Beyond Theoretical Bounds: Empirical Privacy Loss Calibration for Text Rewriting Under Local Differential Privacy

Abstract

The growing use of large language models has increased interest in sharing textual data in a privacy-preserving manner. One prominent line of work addresses this challenge through text rewriting under Local Differential Privacy (LDP), where input texts are locally obfuscated before release with formal privacy guarantees. These guarantees are typically expressed by a parameter $\varepsilon$ that upper bounds the worst-case privacy loss. However, nominal $\varepsilon$ values are often difficult to interpret and compare across mechanisms. In this work, we investigate how to empirically calibrate across text rewriting mechanisms under LDP. We propose TeDA, which formulates calibration via a hypothesis-testing framework that instantiates text distinguishability audits in both surface and embedding spaces, enabling empirical assessment of indistinguishability from privatized texts. Applying this calibration to several representative mechanisms, we demonstrate that similar nominal $\varepsilon$ bounds can imply very different levels of distinguishability. Empirical calibration thus provides a more comparable footing for evaluating privacy-utility trade-offs, as well as a practical tool for mechanism comparison and analysis in real-world LDP text rewriting deployments.

Figures (11)

• Figure 1: Text Distinguishability Audit for empirical privacy assessment of text rewriting mechanisms. (1) A mechanism $\mathcal{M}$ produces privatized text at a given privacy budget $\varepsilon_{\text{theoretical}}$; (2) an adversary $\mathcal{A}$ attempts to identify the true source $v_i$ from a candidate set $S$; (3) A correct attribution indicates empirical distinguishability, while an incorrect attribution indicates indistinguishability.

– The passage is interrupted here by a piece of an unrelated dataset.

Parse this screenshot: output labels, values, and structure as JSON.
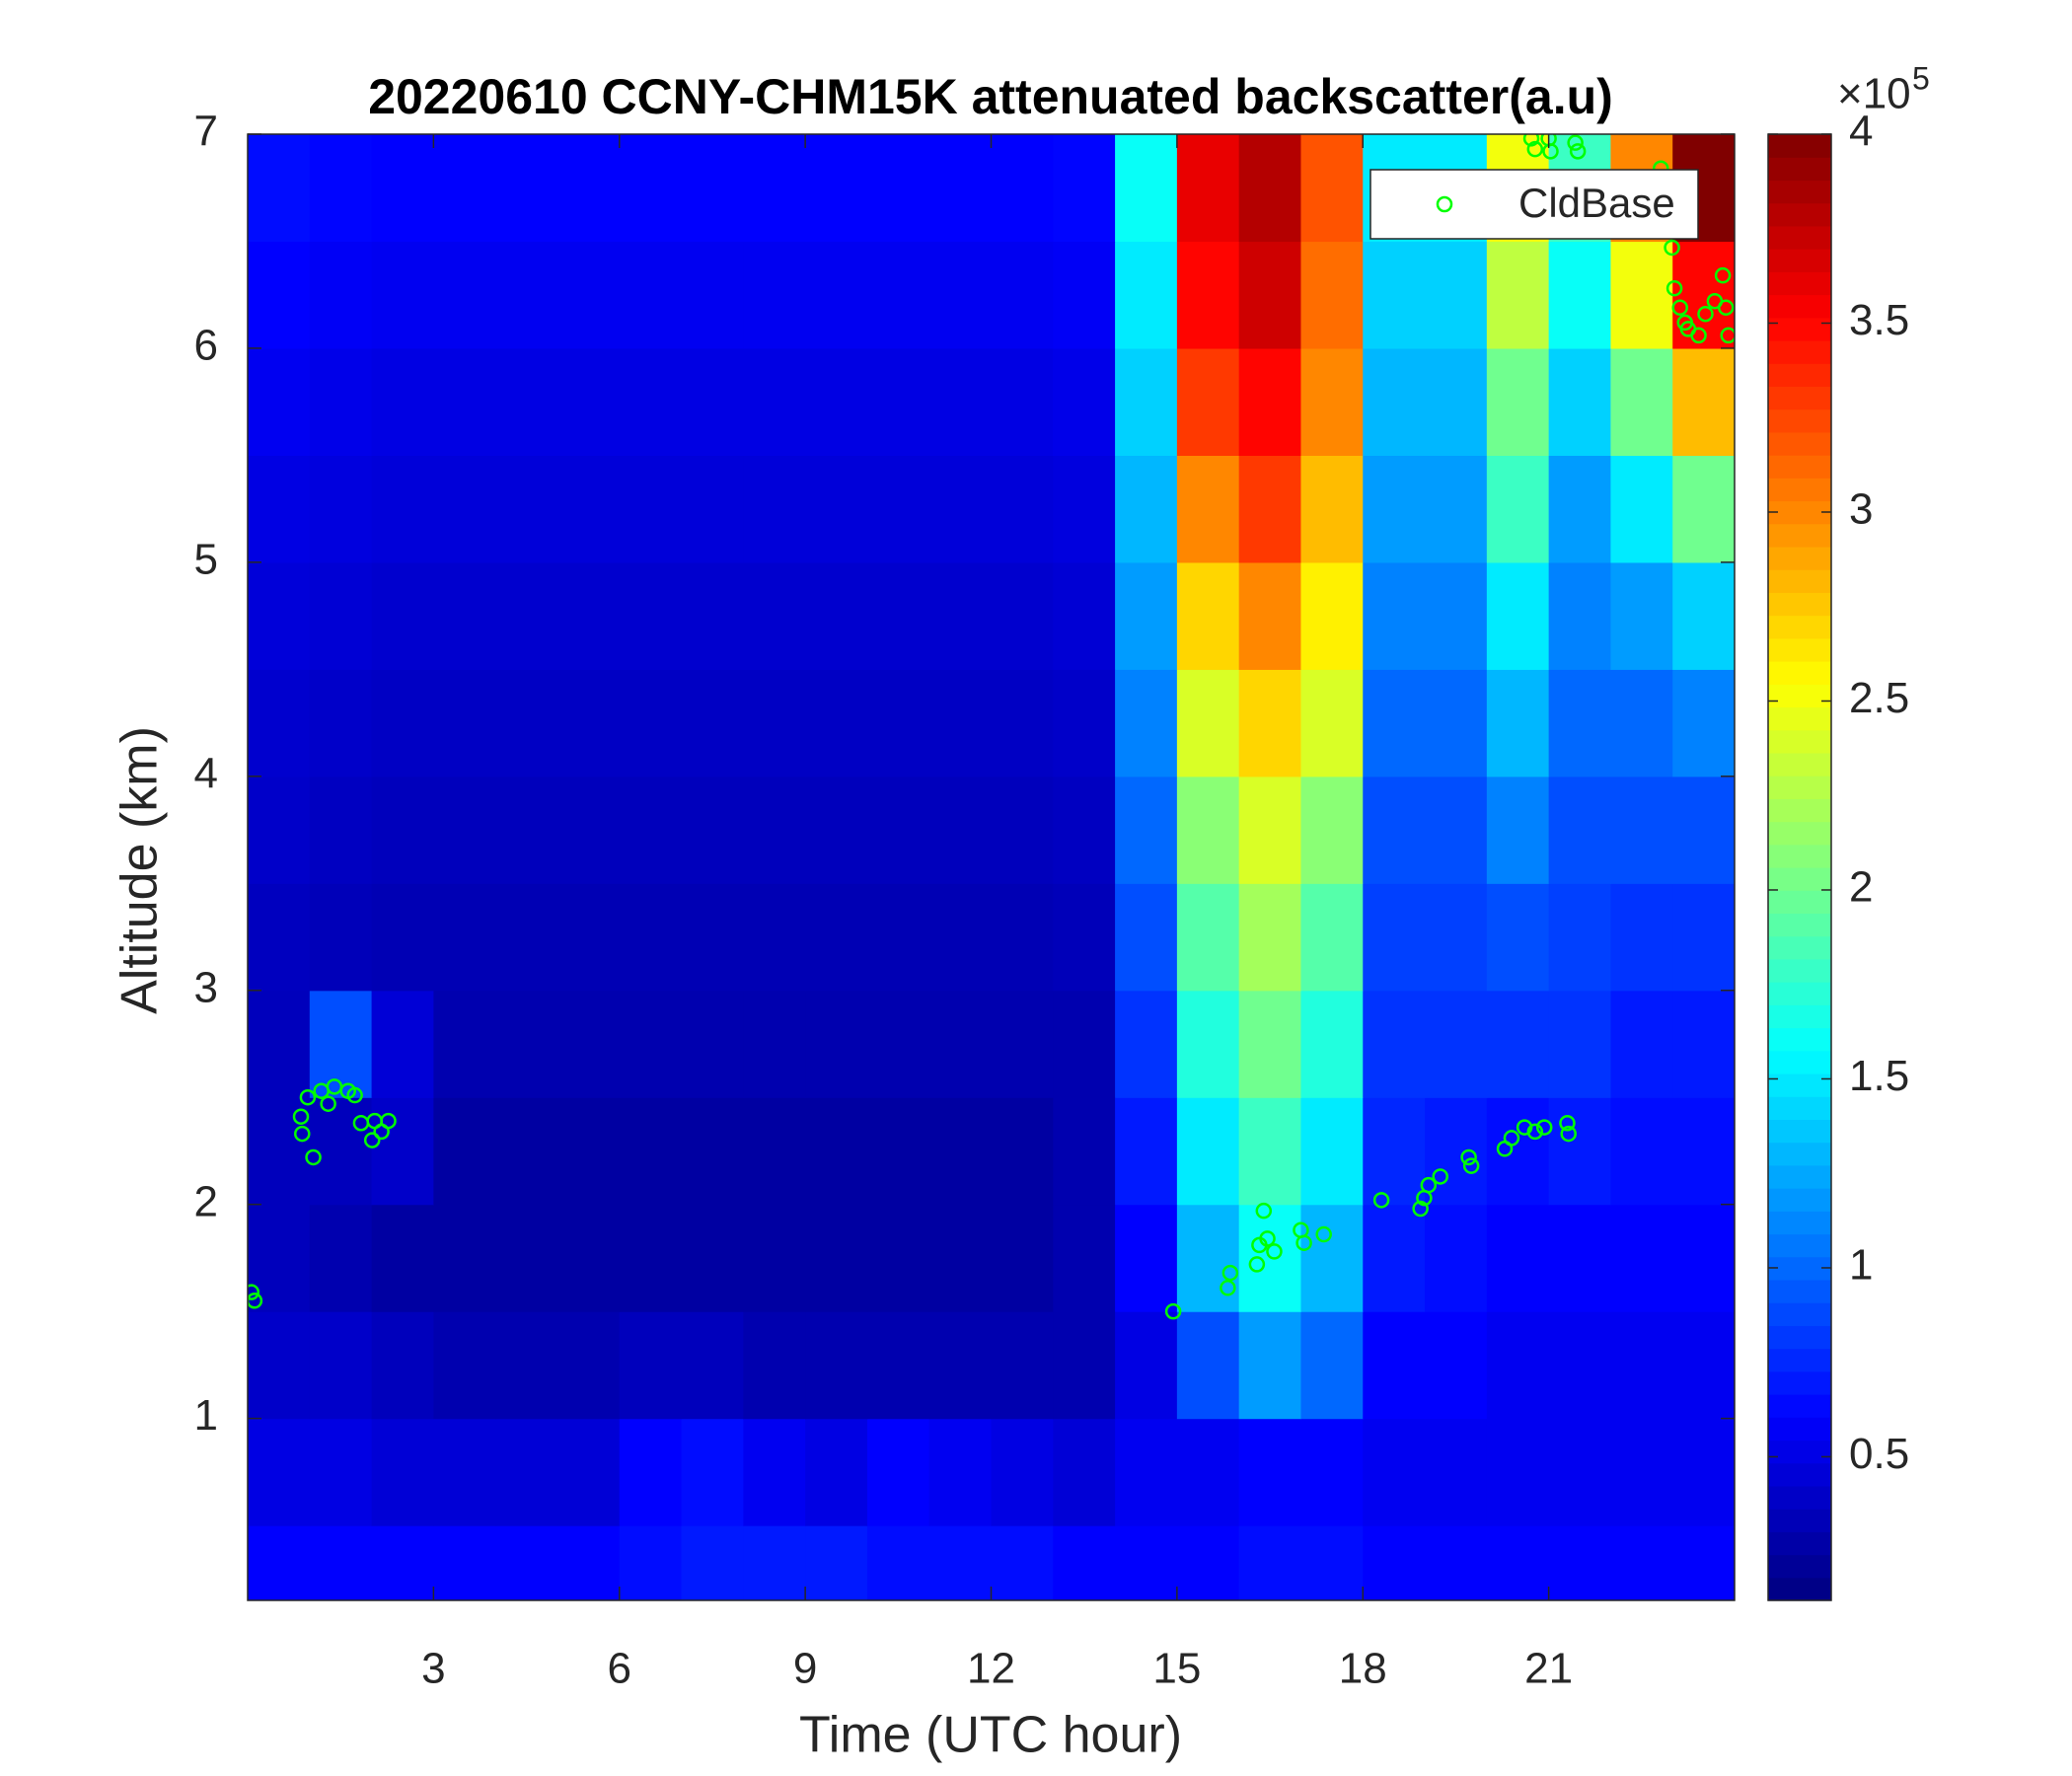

• Figure 2: Empirical calibration results under the LLM distinguishability attack across datasets. The x-axis shows nominal $\varepsilon$ and the y-axis shows estimated empirical privacy loss $\varepsilon_{\mathrm{emp}}$. The dashed horizontal line marks the finite-sample ceiling (${\approx}7.54$, $k=2$, $T=10^4$).

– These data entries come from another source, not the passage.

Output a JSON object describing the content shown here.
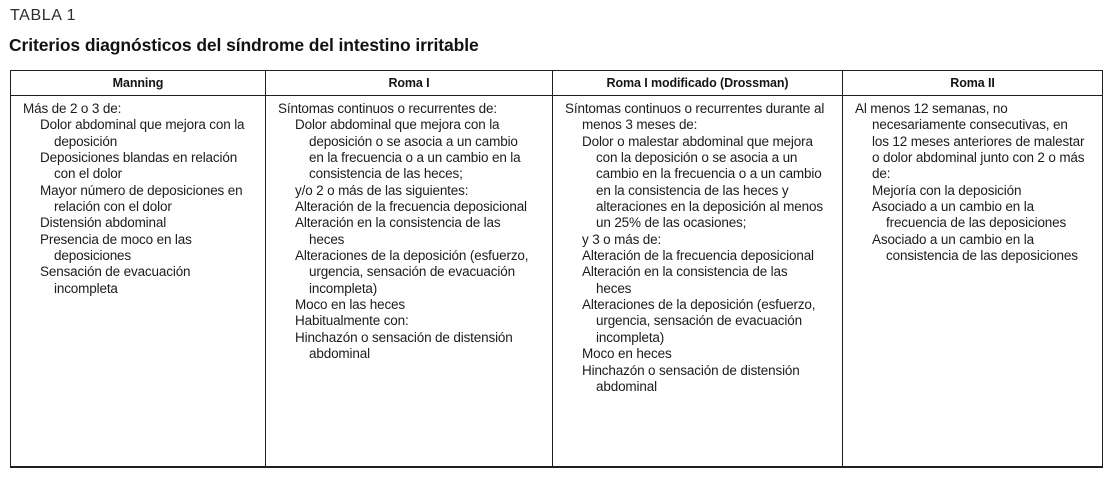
{
  "page": {
    "label": "TABLA 1",
    "title": "Criterios diagnósticos del síndrome del intestino irritable"
  },
  "table": {
    "columns": [
      {
        "header": "Manning",
        "entries": [
          {
            "indent": 0,
            "text": "Más de 2 o 3 de:"
          },
          {
            "indent": 1,
            "text": "Dolor abdominal que mejora con la deposición"
          },
          {
            "indent": 1,
            "text": "Deposiciones blandas en relación con el dolor"
          },
          {
            "indent": 1,
            "text": "Mayor número de deposiciones en relación con el dolor"
          },
          {
            "indent": 1,
            "text": "Distensión abdominal"
          },
          {
            "indent": 1,
            "text": "Presencia de moco en las deposiciones"
          },
          {
            "indent": 1,
            "text": "Sensación de evacuación incompleta"
          }
        ]
      },
      {
        "header": "Roma I",
        "entries": [
          {
            "indent": 0,
            "text": "Síntomas continuos o recurrentes de:"
          },
          {
            "indent": 1,
            "text": "Dolor abdominal que mejora con la deposición o se asocia a un cambio en la frecuencia o a un cambio en la consistencia de las heces;"
          },
          {
            "indent": 1,
            "text": "y/o 2 o más de las siguientes:"
          },
          {
            "indent": 1,
            "text": "Alteración de la frecuencia deposicional"
          },
          {
            "indent": 1,
            "text": "Alteración en la consistencia de las heces"
          },
          {
            "indent": 1,
            "text": "Alteraciones de la deposición (esfuerzo, urgencia, sensación de evacuación incompleta)"
          },
          {
            "indent": 1,
            "text": "Moco en las heces"
          },
          {
            "indent": 1,
            "text": "Habitualmente con:"
          },
          {
            "indent": 1,
            "text": "Hinchazón o sensación de distensión abdominal"
          }
        ]
      },
      {
        "header": "Roma I modificado (Drossman)",
        "entries": [
          {
            "indent": 0,
            "text": "Síntomas continuos o recurrentes durante al menos 3 meses de:"
          },
          {
            "indent": 1,
            "text": "Dolor o malestar abdominal que mejora con la deposición o se asocia a un cambio en la frecuencia o a un cambio en la consistencia de las heces y alteraciones en la deposición al menos un 25% de las ocasiones;"
          },
          {
            "indent": 1,
            "text": "y 3 o más de:"
          },
          {
            "indent": 1,
            "text": "Alteración de la frecuencia deposicional"
          },
          {
            "indent": 1,
            "text": "Alteración en la consistencia de las heces"
          },
          {
            "indent": 1,
            "text": "Alteraciones de la deposición (esfuerzo, urgencia, sensación de evacuación incompleta)"
          },
          {
            "indent": 1,
            "text": "Moco en heces"
          },
          {
            "indent": 1,
            "text": "Hinchazón o sensación de distensión abdominal"
          }
        ]
      },
      {
        "header": "Roma II",
        "entries": [
          {
            "indent": 0,
            "text": "Al menos 12 semanas, no necesariamente consecutivas, en los 12 meses anteriores de malestar o dolor abdominal junto con 2 o más de:"
          },
          {
            "indent": 1,
            "text": "Mejoría con la deposición"
          },
          {
            "indent": 1,
            "text": "Asociado a un cambio en la frecuencia de las deposiciones"
          },
          {
            "indent": 1,
            "text": "Asociado a un cambio en la consistencia de las deposiciones"
          }
        ]
      }
    ]
  },
  "colors": {
    "text": "#1c1c1c",
    "border": "#1f1f1f",
    "background": "#ffffff"
  }
}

• Figure 3: Empirical calibration results under the external (top) and internal (bottom) embedding distinguishability attacks across datasets. Axes and ceiling as in Figure \ref{['fig:llm-results']}.

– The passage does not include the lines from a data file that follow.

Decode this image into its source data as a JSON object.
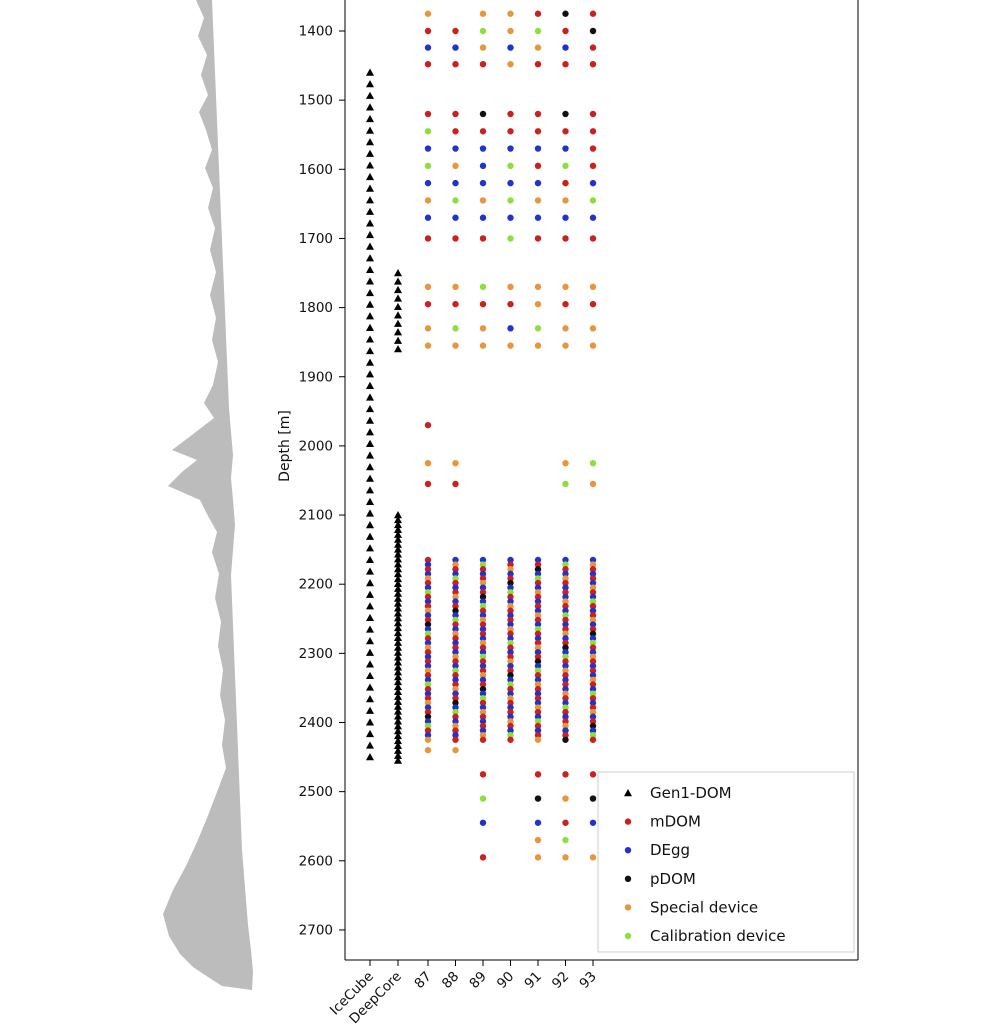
{
  "chart_data": {
    "type": "scatter",
    "title": "",
    "ylabel": "Depth [m]",
    "ylim": [
      1355,
      2745
    ],
    "y_ticks": [
      1400,
      1500,
      1600,
      1700,
      1800,
      1900,
      2000,
      2100,
      2200,
      2300,
      2400,
      2500,
      2600,
      2700
    ],
    "categories": [
      "IceCube",
      "DeepCore",
      "87",
      "88",
      "89",
      "90",
      "91",
      "92",
      "93"
    ],
    "legend_position": "lower right",
    "colors": {
      "gen1": "#000000",
      "mdom": "#cc2020",
      "degg": "#2233cc",
      "pdom": "#111111",
      "special": "#e8963c",
      "cal": "#8de03c",
      "dust": "#bcbcbc"
    },
    "legend": [
      {
        "key": "gen1",
        "label": "Gen1-DOM",
        "marker": "triangle"
      },
      {
        "key": "mdom",
        "label": "mDOM",
        "marker": "dot"
      },
      {
        "key": "degg",
        "label": "DEgg",
        "marker": "dot"
      },
      {
        "key": "pdom",
        "label": "pDOM",
        "marker": "dot"
      },
      {
        "key": "special",
        "label": "Special device",
        "marker": "dot"
      },
      {
        "key": "cal",
        "label": "Calibration device",
        "marker": "dot"
      }
    ],
    "gen1_runs": [
      {
        "column": "IceCube",
        "start_depth": 1460,
        "end_depth": 2450,
        "count": 60
      },
      {
        "column": "DeepCore",
        "start_depth": 1750,
        "end_depth": 1860,
        "count": 10
      },
      {
        "column": "DeepCore",
        "start_depth": 2100,
        "end_depth": 2455,
        "count": 51
      }
    ],
    "sparse_rows": [
      {
        "depth": 1375,
        "points": {
          "87": "special",
          "89": "special",
          "90": "special",
          "91": "mdom",
          "92": "pdom",
          "93": "mdom"
        }
      },
      {
        "depth": 1400,
        "points": {
          "87": "mdom",
          "88": "mdom",
          "89": "cal",
          "90": "special",
          "91": "cal",
          "92": "mdom",
          "93": "pdom"
        }
      },
      {
        "depth": 1424,
        "points": {
          "87": "degg",
          "88": "degg",
          "89": "special",
          "90": "degg",
          "91": "special",
          "92": "degg",
          "93": "mdom"
        }
      },
      {
        "depth": 1448,
        "points": {
          "87": "mdom",
          "88": "mdom",
          "89": "mdom",
          "90": "special",
          "91": "mdom",
          "92": "mdom",
          "93": "mdom"
        }
      },
      {
        "depth": 1520,
        "points": {
          "87": "mdom",
          "88": "mdom",
          "89": "pdom",
          "90": "mdom",
          "91": "mdom",
          "92": "pdom",
          "93": "mdom"
        }
      },
      {
        "depth": 1545,
        "points": {
          "87": "cal",
          "88": "mdom",
          "89": "mdom",
          "90": "mdom",
          "91": "mdom",
          "92": "mdom",
          "93": "mdom"
        }
      },
      {
        "depth": 1570,
        "points": {
          "87": "degg",
          "88": "degg",
          "89": "degg",
          "90": "degg",
          "91": "degg",
          "92": "degg",
          "93": "mdom"
        }
      },
      {
        "depth": 1595,
        "points": {
          "87": "cal",
          "88": "special",
          "89": "degg",
          "90": "cal",
          "91": "mdom",
          "92": "cal",
          "93": "mdom"
        }
      },
      {
        "depth": 1620,
        "points": {
          "87": "degg",
          "88": "degg",
          "89": "degg",
          "90": "degg",
          "91": "degg",
          "92": "mdom",
          "93": "degg"
        }
      },
      {
        "depth": 1645,
        "points": {
          "87": "special",
          "88": "cal",
          "89": "special",
          "90": "cal",
          "91": "special",
          "92": "special",
          "93": "cal"
        }
      },
      {
        "depth": 1670,
        "points": {
          "87": "degg",
          "88": "degg",
          "89": "degg",
          "90": "degg",
          "91": "degg",
          "92": "degg",
          "93": "degg"
        }
      },
      {
        "depth": 1700,
        "points": {
          "87": "mdom",
          "88": "mdom",
          "89": "mdom",
          "90": "cal",
          "91": "mdom",
          "92": "mdom",
          "93": "mdom"
        }
      },
      {
        "depth": 1770,
        "points": {
          "87": "special",
          "88": "special",
          "89": "cal",
          "90": "special",
          "91": "special",
          "92": "special",
          "93": "special"
        }
      },
      {
        "depth": 1795,
        "points": {
          "87": "mdom",
          "88": "mdom",
          "89": "mdom",
          "90": "mdom",
          "91": "special",
          "92": "mdom",
          "93": "mdom"
        }
      },
      {
        "depth": 1830,
        "points": {
          "87": "special",
          "88": "cal",
          "89": "special",
          "90": "degg",
          "91": "cal",
          "92": "special",
          "93": "special"
        }
      },
      {
        "depth": 1855,
        "points": {
          "87": "special",
          "88": "special",
          "89": "special",
          "90": "special",
          "91": "special",
          "92": "special",
          "93": "special"
        }
      },
      {
        "depth": 1970,
        "points": {
          "87": "mdom"
        }
      },
      {
        "depth": 2025,
        "points": {
          "87": "special",
          "88": "special",
          "92": "special",
          "93": "cal"
        }
      },
      {
        "depth": 2055,
        "points": {
          "87": "mdom",
          "88": "mdom",
          "92": "cal",
          "93": "special"
        }
      },
      {
        "depth": 2440,
        "points": {
          "87": "special",
          "88": "special"
        }
      },
      {
        "depth": 2475,
        "points": {
          "89": "mdom",
          "91": "mdom",
          "92": "mdom",
          "93": "mdom"
        }
      },
      {
        "depth": 2510,
        "points": {
          "89": "cal",
          "91": "pdom",
          "92": "special",
          "93": "pdom"
        }
      },
      {
        "depth": 2545,
        "points": {
          "89": "degg",
          "91": "degg",
          "92": "mdom",
          "93": "degg"
        }
      },
      {
        "depth": 2570,
        "points": {
          "91": "special",
          "92": "cal"
        }
      },
      {
        "depth": 2595,
        "points": {
          "89": "mdom",
          "91": "special",
          "92": "special",
          "93": "special"
        }
      }
    ],
    "dense_runs": [
      {
        "columns": [
          "87",
          "88",
          "89",
          "90",
          "91",
          "92",
          "93"
        ],
        "start_depth": 2165,
        "end_depth": 2425,
        "count": 40,
        "pattern": [
          "mdom",
          "degg",
          "mdom",
          "degg",
          "special",
          "mdom",
          "degg",
          "cal",
          "mdom",
          "degg",
          "mdom",
          "special",
          "degg",
          "mdom",
          "pdom",
          "degg",
          "cal",
          "mdom",
          "degg",
          "special"
        ],
        "column_offset_step": 3
      }
    ],
    "dust_profile": {
      "polygon": [
        [
          196,
          0
        ],
        [
          204,
          18
        ],
        [
          198,
          36
        ],
        [
          207,
          55
        ],
        [
          201,
          75
        ],
        [
          208,
          95
        ],
        [
          199,
          112
        ],
        [
          206,
          130
        ],
        [
          212,
          150
        ],
        [
          205,
          168
        ],
        [
          213,
          188
        ],
        [
          208,
          208
        ],
        [
          215,
          228
        ],
        [
          210,
          250
        ],
        [
          216,
          272
        ],
        [
          210,
          295
        ],
        [
          216,
          318
        ],
        [
          212,
          340
        ],
        [
          218,
          362
        ],
        [
          213,
          385
        ],
        [
          204,
          403
        ],
        [
          214,
          418
        ],
        [
          188,
          438
        ],
        [
          172,
          450
        ],
        [
          197,
          460
        ],
        [
          182,
          472
        ],
        [
          168,
          486
        ],
        [
          200,
          500
        ],
        [
          208,
          516
        ],
        [
          217,
          532
        ],
        [
          212,
          552
        ],
        [
          219,
          574
        ],
        [
          215,
          598
        ],
        [
          221,
          622
        ],
        [
          218,
          646
        ],
        [
          223,
          670
        ],
        [
          220,
          695
        ],
        [
          225,
          720
        ],
        [
          222,
          745
        ],
        [
          226,
          768
        ],
        [
          217,
          792
        ],
        [
          207,
          818
        ],
        [
          197,
          842
        ],
        [
          186,
          866
        ],
        [
          173,
          890
        ],
        [
          163,
          914
        ],
        [
          169,
          936
        ],
        [
          180,
          954
        ],
        [
          193,
          967
        ],
        [
          208,
          977
        ],
        [
          222,
          986
        ],
        [
          252,
          990
        ],
        [
          253,
          972
        ],
        [
          251,
          950
        ],
        [
          248,
          925
        ],
        [
          246,
          900
        ],
        [
          244,
          875
        ],
        [
          242,
          850
        ],
        [
          241,
          825
        ],
        [
          240,
          800
        ],
        [
          239,
          775
        ],
        [
          238,
          750
        ],
        [
          237,
          725
        ],
        [
          236,
          700
        ],
        [
          235,
          675
        ],
        [
          234,
          650
        ],
        [
          233,
          625
        ],
        [
          232,
          600
        ],
        [
          231,
          575
        ],
        [
          233,
          550
        ],
        [
          235,
          525
        ],
        [
          233,
          500
        ],
        [
          231,
          478
        ],
        [
          233,
          455
        ],
        [
          231,
          432
        ],
        [
          229,
          408
        ],
        [
          228,
          384
        ],
        [
          227,
          360
        ],
        [
          226,
          336
        ],
        [
          225,
          312
        ],
        [
          224,
          288
        ],
        [
          223,
          264
        ],
        [
          222,
          240
        ],
        [
          221,
          216
        ],
        [
          220,
          192
        ],
        [
          219,
          168
        ],
        [
          218,
          144
        ],
        [
          217,
          120
        ],
        [
          216,
          96
        ],
        [
          215,
          72
        ],
        [
          214,
          48
        ],
        [
          213,
          24
        ],
        [
          212,
          0
        ]
      ]
    }
  }
}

• Figure 4: Downstream utility and privacy attribute protection across LDP text rewriting methods, evaluated at $\varepsilon \in \{250, 1000, 2500\}$ with error bars over 3 random seeds. (a) SNIPS intent classification and (b) Trustpilot sentiment report utility F1 (higher is better). (c) Trustpilot gender attribute inference F1 measures resistance to private attribute inference (lower is better).
• Figure 5: Empirical calibration results under $T=10^4$ and $10^6$ Monte Carlo trials with DP-MLM on ATIS, showing consistent trends across $\varepsilon$ values.